Adam stood glumly wondering why he thought everything that Heather said was funny and endearing at home in London and he thought it was coarse and offensive when he was starting to get into Mother’s orbit. He leaned against a telephone box waiting for Heather to come back from the Ladies and for the next train to come and rescue them. On the opposite platform stood lucky people going to London. They would be there in time to go to a theatre perhaps, they might be salesmen coming home from some conference in Brighton. None of them had forty-eight hours of anxiety lying ahead of them as he did. None of them had to worry about Mother asking Heather, ‘And what school were you at my dear?’ and Louise asking Heather, ‘You mean you actually sell things to the public? Heavens!’, Elsie asking Heather, ‘Would you like Earl Grey or English breakfast in the morning?’ He winced and felt a real pain at the thought of it. And there was no way he could muzzle Heather and ask her to remain completely silent, so she was bound to talk about times when they had both been pissed and to let slip that they had smoked pot, and lived in the same room, and that her father had died in an alcoholics’ home and her stepfather was bankrupt . . .

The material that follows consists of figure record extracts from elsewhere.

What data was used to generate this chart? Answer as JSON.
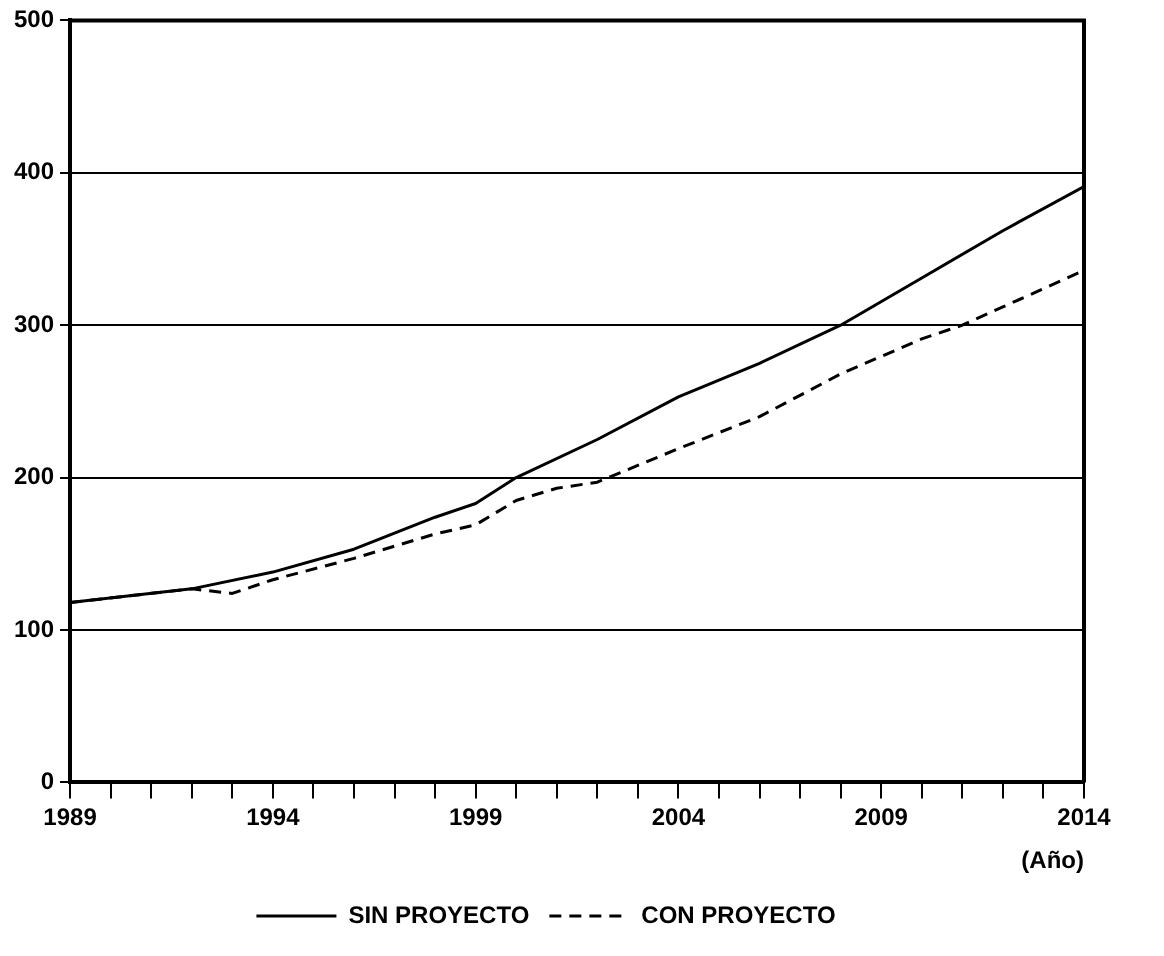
{
  "chart_data": {
    "type": "line",
    "xlabel": "(Año)",
    "xlim": [
      1989,
      2014
    ],
    "ylim": [
      0,
      500
    ],
    "yticks": [
      0,
      100,
      200,
      300,
      400,
      500
    ],
    "xticks": [
      1989,
      {
        "value": 1990,
        "label": null
      },
      {
        "value": 1991,
        "label": null
      },
      {
        "value": 1992,
        "label": null
      },
      {
        "value": 1993,
        "label": null
      },
      1994,
      {
        "value": 1995,
        "label": null
      },
      {
        "value": 1996,
        "label": null
      },
      {
        "value": 1997,
        "label": null
      },
      {
        "value": 1998,
        "label": null
      },
      1999,
      {
        "value": 2000,
        "label": null
      },
      {
        "value": 2001,
        "label": null
      },
      {
        "value": 2002,
        "label": null
      },
      {
        "value": 2003,
        "label": null
      },
      2004,
      {
        "value": 2005,
        "label": null
      },
      {
        "value": 2006,
        "label": null
      },
      {
        "value": 2007,
        "label": null
      },
      {
        "value": 2008,
        "label": null
      },
      2009,
      {
        "value": 2010,
        "label": null
      },
      {
        "value": 2011,
        "label": null
      },
      {
        "value": 2012,
        "label": null
      },
      {
        "value": 2013,
        "label": null
      },
      2014
    ],
    "grid": "y",
    "legend": "bottom",
    "marker": "none",
    "series": [
      {
        "name": "SIN PROYECTO",
        "color": "#000000",
        "line_style": "solid",
        "x": [
          1989,
          1992,
          1994,
          1996,
          1998,
          1999,
          2000,
          2002,
          2004,
          2006,
          2008,
          2010,
          2012,
          2014
        ],
        "values": [
          118,
          127,
          138,
          153,
          174,
          183,
          200,
          225,
          253,
          275,
          300,
          331,
          362,
          391
        ]
      },
      {
        "name": "CON PROYECTO",
        "color": "#000000",
        "line_style": "dashed",
        "x": [
          1989,
          1992,
          1993,
          1994,
          1996,
          1998,
          1999,
          2000,
          2001,
          2002,
          2004,
          2006,
          2008,
          2010,
          2011,
          2012,
          2014
        ],
        "values": [
          118,
          127,
          124,
          133,
          147,
          163,
          169,
          185,
          193,
          197,
          219,
          240,
          268,
          291,
          300,
          312,
          336
        ]
      }
    ]
  }
}
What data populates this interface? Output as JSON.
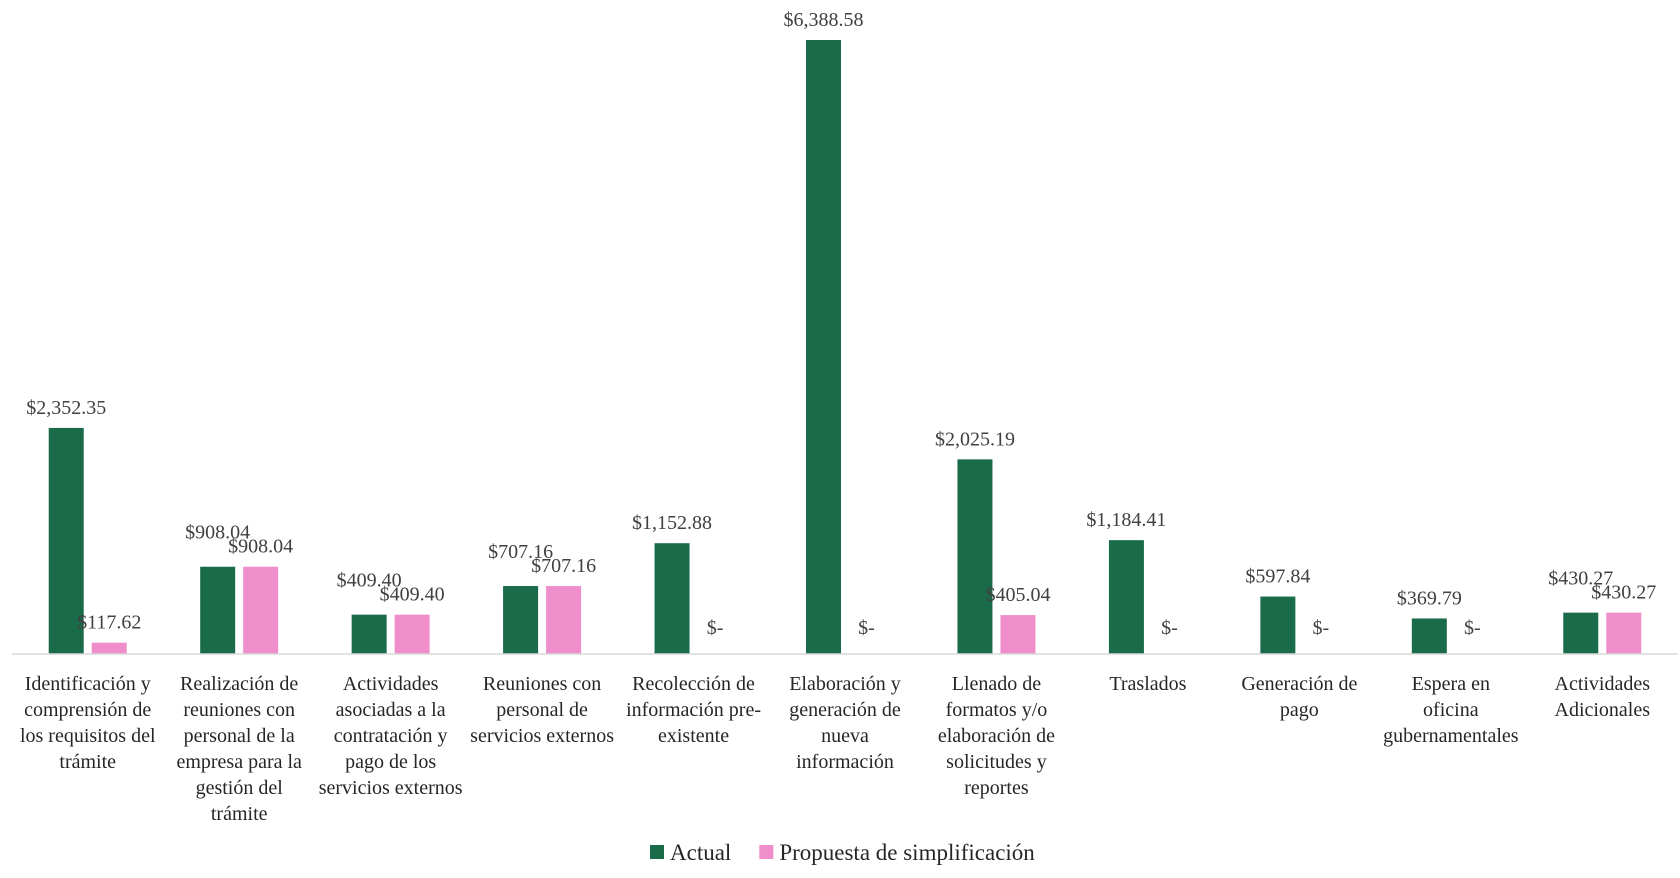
{
  "chart_data": {
    "type": "bar",
    "title": "",
    "xlabel": "",
    "ylabel": "",
    "ylim": [
      0,
      6388.58
    ],
    "grid": false,
    "legend_position": "bottom",
    "categories": [
      [
        "Identificación y",
        "comprensión de",
        "los requisitos del",
        "trámite"
      ],
      [
        "Realización de",
        "reuniones con",
        "personal de la",
        "empresa para la",
        "gestión del",
        "trámite"
      ],
      [
        "Actividades",
        "asociadas a la",
        "contratación y",
        "pago de los",
        "servicios externos"
      ],
      [
        "Reuniones con",
        "personal de",
        "servicios externos"
      ],
      [
        "Recolección de",
        "información pre-",
        "existente"
      ],
      [
        "Elaboración y",
        "generación de",
        "nueva",
        "información"
      ],
      [
        "Llenado de",
        "formatos y/o",
        "elaboración de",
        "solicitudes y",
        "reportes"
      ],
      [
        "Traslados"
      ],
      [
        "Generación de",
        "pago"
      ],
      [
        "Espera en",
        "oficina",
        "gubernamentales"
      ],
      [
        "Actividades",
        "Adicionales"
      ]
    ],
    "series": [
      {
        "name": "Actual",
        "color": "#1a6b4a",
        "values": [
          2352.35,
          908.04,
          409.4,
          707.16,
          1152.88,
          6388.58,
          2025.19,
          1184.41,
          597.84,
          369.79,
          430.27
        ],
        "labels": [
          "$2,352.35",
          "$908.04",
          "$409.40",
          "$707.16",
          "$1,152.88",
          "$6,388.58",
          "$2,025.19",
          "$1,184.41",
          "$597.84",
          "$369.79",
          "$430.27"
        ]
      },
      {
        "name": "Propuesta de simplificación",
        "color": "#f08ecb",
        "values": [
          117.62,
          908.04,
          409.4,
          707.16,
          0,
          0,
          405.04,
          0,
          0,
          0,
          430.27
        ],
        "labels": [
          "$117.62",
          "$908.04",
          "$409.40",
          "$707.16",
          "$-",
          "$-",
          "$405.04",
          "$-",
          "$-",
          "$-",
          "$430.27"
        ]
      }
    ]
  }
}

Adam heaved a very deep sigh.
Love was turning out to be full of problems that the poets and the movie makers never spoke of.

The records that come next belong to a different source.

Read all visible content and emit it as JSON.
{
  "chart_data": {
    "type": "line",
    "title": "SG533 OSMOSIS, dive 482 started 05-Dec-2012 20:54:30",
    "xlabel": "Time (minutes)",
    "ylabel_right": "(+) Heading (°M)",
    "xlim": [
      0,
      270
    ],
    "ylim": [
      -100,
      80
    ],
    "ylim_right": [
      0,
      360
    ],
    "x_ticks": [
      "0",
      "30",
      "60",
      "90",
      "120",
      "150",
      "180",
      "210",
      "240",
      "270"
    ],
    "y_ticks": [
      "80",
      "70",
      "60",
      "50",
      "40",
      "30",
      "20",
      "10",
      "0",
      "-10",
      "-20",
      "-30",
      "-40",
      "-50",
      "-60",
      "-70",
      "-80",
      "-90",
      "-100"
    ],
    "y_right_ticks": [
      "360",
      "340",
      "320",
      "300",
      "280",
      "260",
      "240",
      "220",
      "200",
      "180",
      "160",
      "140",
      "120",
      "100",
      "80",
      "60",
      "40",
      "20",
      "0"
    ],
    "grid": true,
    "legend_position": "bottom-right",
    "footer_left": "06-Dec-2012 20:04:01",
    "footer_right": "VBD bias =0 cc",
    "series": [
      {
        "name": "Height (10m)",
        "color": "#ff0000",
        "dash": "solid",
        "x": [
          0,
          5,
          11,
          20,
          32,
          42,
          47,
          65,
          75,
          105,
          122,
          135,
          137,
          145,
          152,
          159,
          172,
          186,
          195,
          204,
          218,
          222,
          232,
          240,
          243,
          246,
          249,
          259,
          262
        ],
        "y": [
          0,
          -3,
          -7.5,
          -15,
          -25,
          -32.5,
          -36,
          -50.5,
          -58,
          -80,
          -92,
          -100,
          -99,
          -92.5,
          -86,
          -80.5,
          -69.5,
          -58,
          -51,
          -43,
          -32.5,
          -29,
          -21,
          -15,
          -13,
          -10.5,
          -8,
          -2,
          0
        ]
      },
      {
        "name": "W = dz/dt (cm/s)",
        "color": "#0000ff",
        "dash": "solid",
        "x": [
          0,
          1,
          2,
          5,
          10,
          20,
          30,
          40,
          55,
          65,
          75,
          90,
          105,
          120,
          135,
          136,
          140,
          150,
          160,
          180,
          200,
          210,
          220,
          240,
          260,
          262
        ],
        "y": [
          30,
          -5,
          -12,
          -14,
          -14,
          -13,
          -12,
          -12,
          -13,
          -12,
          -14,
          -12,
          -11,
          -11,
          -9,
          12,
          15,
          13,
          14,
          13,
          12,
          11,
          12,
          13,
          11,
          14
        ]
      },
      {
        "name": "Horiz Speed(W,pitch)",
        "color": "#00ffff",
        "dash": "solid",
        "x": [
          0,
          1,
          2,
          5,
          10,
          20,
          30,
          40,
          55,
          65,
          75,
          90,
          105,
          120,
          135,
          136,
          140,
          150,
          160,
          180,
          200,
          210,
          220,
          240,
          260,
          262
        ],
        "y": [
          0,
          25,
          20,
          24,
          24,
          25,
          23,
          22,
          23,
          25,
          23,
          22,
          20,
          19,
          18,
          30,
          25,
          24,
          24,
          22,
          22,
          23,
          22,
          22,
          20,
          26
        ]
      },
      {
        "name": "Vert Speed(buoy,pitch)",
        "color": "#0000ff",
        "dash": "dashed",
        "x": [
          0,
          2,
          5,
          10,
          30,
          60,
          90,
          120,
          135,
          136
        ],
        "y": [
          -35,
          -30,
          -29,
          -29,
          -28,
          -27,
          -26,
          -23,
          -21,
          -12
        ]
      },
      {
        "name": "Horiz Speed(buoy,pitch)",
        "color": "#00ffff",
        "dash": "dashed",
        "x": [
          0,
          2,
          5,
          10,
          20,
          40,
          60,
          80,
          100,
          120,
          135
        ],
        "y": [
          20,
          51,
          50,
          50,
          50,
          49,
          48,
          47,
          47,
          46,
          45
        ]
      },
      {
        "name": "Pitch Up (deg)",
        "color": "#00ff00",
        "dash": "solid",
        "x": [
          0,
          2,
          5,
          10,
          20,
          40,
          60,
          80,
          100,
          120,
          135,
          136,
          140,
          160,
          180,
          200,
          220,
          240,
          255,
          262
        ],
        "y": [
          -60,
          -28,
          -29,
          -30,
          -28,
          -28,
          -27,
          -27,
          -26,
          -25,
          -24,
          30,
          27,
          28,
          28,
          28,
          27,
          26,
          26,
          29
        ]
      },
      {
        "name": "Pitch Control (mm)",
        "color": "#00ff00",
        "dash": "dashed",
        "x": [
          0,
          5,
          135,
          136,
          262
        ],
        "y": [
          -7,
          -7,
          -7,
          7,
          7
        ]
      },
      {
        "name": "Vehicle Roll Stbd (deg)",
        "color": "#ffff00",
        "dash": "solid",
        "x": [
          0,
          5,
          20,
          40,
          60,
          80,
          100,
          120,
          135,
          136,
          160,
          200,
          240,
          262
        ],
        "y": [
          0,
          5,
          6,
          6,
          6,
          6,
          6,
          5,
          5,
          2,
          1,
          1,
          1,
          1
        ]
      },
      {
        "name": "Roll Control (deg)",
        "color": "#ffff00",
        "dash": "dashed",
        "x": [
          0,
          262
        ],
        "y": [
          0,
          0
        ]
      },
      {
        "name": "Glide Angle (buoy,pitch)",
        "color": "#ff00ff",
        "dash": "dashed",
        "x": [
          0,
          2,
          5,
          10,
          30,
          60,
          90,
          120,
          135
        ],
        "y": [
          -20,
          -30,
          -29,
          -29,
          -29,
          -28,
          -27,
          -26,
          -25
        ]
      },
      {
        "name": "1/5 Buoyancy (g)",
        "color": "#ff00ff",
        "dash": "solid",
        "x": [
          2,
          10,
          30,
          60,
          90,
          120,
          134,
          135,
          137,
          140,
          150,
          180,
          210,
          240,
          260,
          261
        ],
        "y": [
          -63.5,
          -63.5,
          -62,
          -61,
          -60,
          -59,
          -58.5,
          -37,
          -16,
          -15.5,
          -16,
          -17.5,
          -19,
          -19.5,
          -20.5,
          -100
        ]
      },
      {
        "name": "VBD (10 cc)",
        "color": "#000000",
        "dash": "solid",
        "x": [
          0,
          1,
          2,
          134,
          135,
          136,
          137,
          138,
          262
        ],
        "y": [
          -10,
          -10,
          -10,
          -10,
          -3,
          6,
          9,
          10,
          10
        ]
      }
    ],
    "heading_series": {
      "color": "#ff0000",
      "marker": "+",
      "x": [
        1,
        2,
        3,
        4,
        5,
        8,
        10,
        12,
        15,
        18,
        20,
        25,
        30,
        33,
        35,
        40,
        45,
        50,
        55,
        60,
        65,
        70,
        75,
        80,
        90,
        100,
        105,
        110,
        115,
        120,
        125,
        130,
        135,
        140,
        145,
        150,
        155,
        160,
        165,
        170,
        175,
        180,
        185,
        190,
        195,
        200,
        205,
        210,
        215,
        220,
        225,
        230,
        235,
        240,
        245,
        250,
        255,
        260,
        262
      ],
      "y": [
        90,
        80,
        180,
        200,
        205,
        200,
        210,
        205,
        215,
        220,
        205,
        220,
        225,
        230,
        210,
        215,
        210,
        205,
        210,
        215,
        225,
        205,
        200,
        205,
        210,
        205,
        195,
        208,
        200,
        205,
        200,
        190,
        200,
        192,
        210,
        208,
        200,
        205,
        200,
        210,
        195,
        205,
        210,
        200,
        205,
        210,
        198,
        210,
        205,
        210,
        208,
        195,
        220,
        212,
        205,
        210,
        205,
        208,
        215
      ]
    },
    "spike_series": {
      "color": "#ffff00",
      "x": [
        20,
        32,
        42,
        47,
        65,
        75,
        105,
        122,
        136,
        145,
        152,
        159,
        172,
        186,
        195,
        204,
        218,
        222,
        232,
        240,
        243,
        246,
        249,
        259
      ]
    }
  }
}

Suddenly he thought he couldn’t stand it. Not now, not yet. He wasn’t ready to take the weekend now. Perhaps later when he and Heather were so sure of each other and
of their happiness that a weekend like this wouldn’t matter. Perhaps later when he didn’t seem like a small boy wet behind the ears to the Mummy and the Sister and the Old Retainer . . . perhaps then Adam’s Bohemian lifestyle and friends would be much more acceptable. Perhaps when he was more of a man.
He knew he had to act in the next minute if he was going to stop the disastrous visit. A quick phone call . . . he was most most dreadfully sorry but he had just come down with this dreadful flu, and Heather had sent her regrets and would so look forward to meeting Mother and Louise and everyone another time. Yes, yes he could do it now quickly. And to Heather? Well imagine how funny life is! He had just phoned home to explain that they were going to be late and, fancy, Mother had come down with this dreadful flu and had been trying to contact him, could they possibly put off the visit? Then he and Heather had only to cross the platform, jump on a London bound train. In an hour or two they would get off at their tube station, and, hand in hand, clutching their weekend bags and the geranium, they would go home . . . there would be no hurts, no confrontations. Love would remain separate and self-contained. He could be a loving son every second weekend until he was mature and manly enough not to care.
With one hand on his ear to cut out the noise of the trains he told the tale first to Elsie and, gritting his teeth trying to put out of his mind her tones of disappointment, he agreed to tell it all again to Mother.
‘We had everything so nice,’ Elsie said, ‘We even had a fire in Miss Heather’s bedroom. Your mother had the chimney swept during the week.’
Mother was concerned about his imaginary flu, but he had the strangest feeling she didn’t entirely believe him. She gave the merest of hints that she thought something more exciting and glittering had turned up for Adam and Heather.